After the district court issued its decision, however, the Supreme Court decided Tyler v. Cain, 533 U.S. 656, 121 S.Ct. 2478, *255150 L.Ed.2d 632 (2001), in which the Court held that the phrase “made retroactive ... by the Supreme Court” means the Supreme Court must have explicitly held that the right applies retroactively to cases on collateral review. Id. at 662, 121 S.Ct. 2478. In response to Tyler, the Flowers opinion was withdrawn, 267 F.3d 1167 (9th Cir.2001), and replaced with an unpublished disposition affirming dismissal of the successive motion. 24 Fed.Appx. 658 (9th Cir.2001). Thus, it is now clear that a new rule of constitutional law has not been “made retroactive” for the purposes of §§ 2255 and 2244 unless the Supreme Court has explicitly held that the rule applies retroactively to cases on collateral review. See Rees v. Hill, 286 F.3d 1103, 1104 (9th Cir.2002).

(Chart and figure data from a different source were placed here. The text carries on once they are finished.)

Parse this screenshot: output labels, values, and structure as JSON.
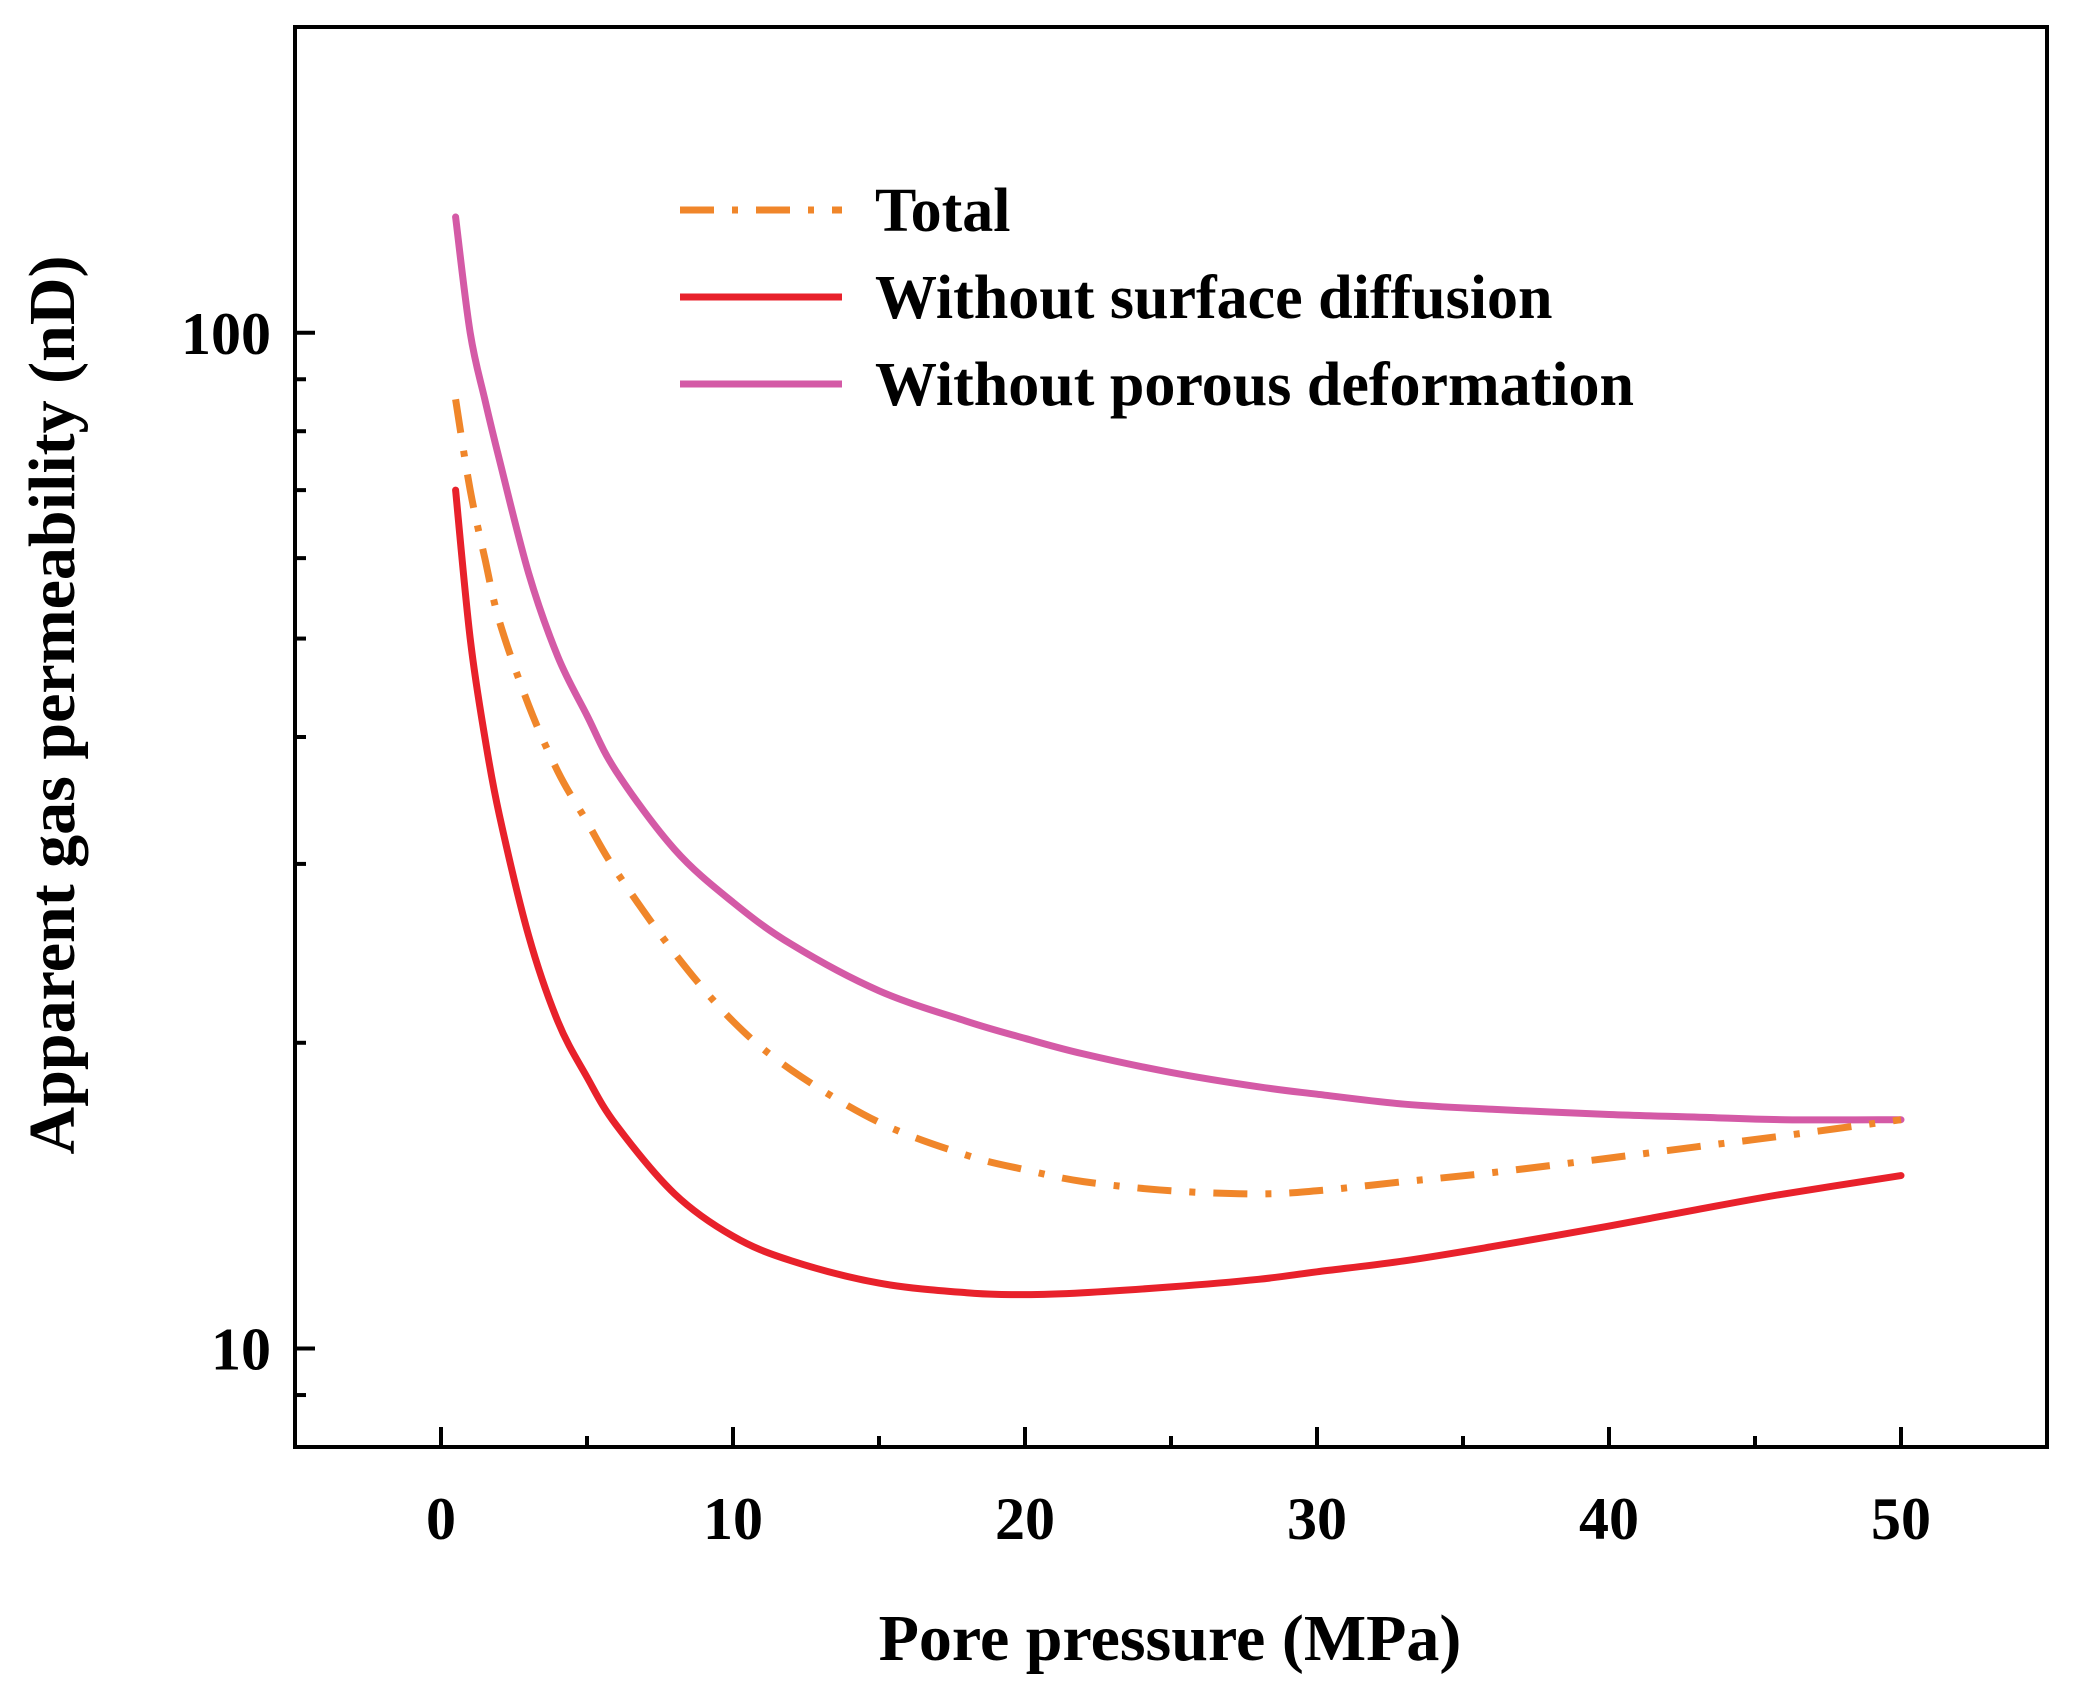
{
  "chart_data": {
    "type": "line",
    "title": "",
    "xlabel": "Pore pressure (MPa)",
    "ylabel": "Apparent gas permeability (nD)",
    "xlim": [
      -5,
      55
    ],
    "ylim": [
      8,
      200
    ],
    "yscale": "log",
    "grid": false,
    "x_ticks": [
      0,
      10,
      20,
      30,
      40,
      50
    ],
    "x_tick_labels": [
      "0",
      "10",
      "20",
      "30",
      "40",
      "50"
    ],
    "y_ticks": [
      10,
      100
    ],
    "y_tick_labels": [
      "10",
      "100"
    ],
    "legend_position": "top-center",
    "series": [
      {
        "name": "Total",
        "color": "#f0862a",
        "style": "dash-dot",
        "x": [
          0.5,
          1,
          1.5,
          2,
          3,
          4,
          5,
          6,
          8,
          10,
          12,
          15,
          18,
          20,
          22,
          25,
          28,
          30,
          33,
          36,
          40,
          43,
          46,
          50
        ],
        "y": [
          86,
          70,
          60,
          52,
          43,
          37,
          33,
          29.5,
          24.5,
          21,
          18.8,
          16.7,
          15.5,
          15,
          14.6,
          14.3,
          14.2,
          14.3,
          14.6,
          14.9,
          15.4,
          15.8,
          16.2,
          16.8
        ]
      },
      {
        "name": "Without surface diffusion",
        "color": "#e8212b",
        "style": "solid",
        "x": [
          0.5,
          1,
          1.5,
          2,
          3,
          4,
          5,
          6,
          8,
          10,
          12,
          15,
          18,
          20,
          22,
          25,
          28,
          30,
          33,
          36,
          40,
          43,
          46,
          50
        ],
        "y": [
          70,
          50,
          40,
          33.5,
          25.5,
          21,
          18.5,
          16.6,
          14.2,
          12.9,
          12.2,
          11.6,
          11.35,
          11.3,
          11.35,
          11.5,
          11.7,
          11.9,
          12.2,
          12.6,
          13.2,
          13.7,
          14.2,
          14.8
        ]
      },
      {
        "name": "Without porous deformation",
        "color": "#d45aa6",
        "style": "solid",
        "x": [
          0.5,
          1,
          1.5,
          2,
          3,
          4,
          5,
          6,
          8,
          10,
          12,
          15,
          18,
          20,
          22,
          25,
          28,
          30,
          33,
          36,
          40,
          43,
          46,
          50
        ],
        "y": [
          130,
          100,
          86,
          75,
          58,
          48,
          42,
          37,
          31,
          27.5,
          25,
          22.5,
          21,
          20.2,
          19.5,
          18.7,
          18.1,
          17.8,
          17.4,
          17.2,
          17,
          16.9,
          16.8,
          16.8
        ]
      }
    ]
  }
}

As the Supreme Court has never held Apprendi retroactive, Padilla should not have been permitted to bring a successive motion raising an Apprendi claim. Moreover, even if this court could reach the merits of Padilla’s appeal, Padilla would not be entitled to relief, because we recently held that Apprendi does not apply retroactively to cases on collateral review. See United States v. Sanchez-Cervantes, 282 F.3d 664 (9th Cir.2002).

Accordingly, the district court’s order granting Padilla’s successive motion is reversed, and the case is remanded with instructions to dismiss the petition.

REVERSED AND REMANDED.

This disposition is not appropriate for publication and may not be cited to or by the courts of this circuit except as provided by Ninth Circuit Rule 36-3.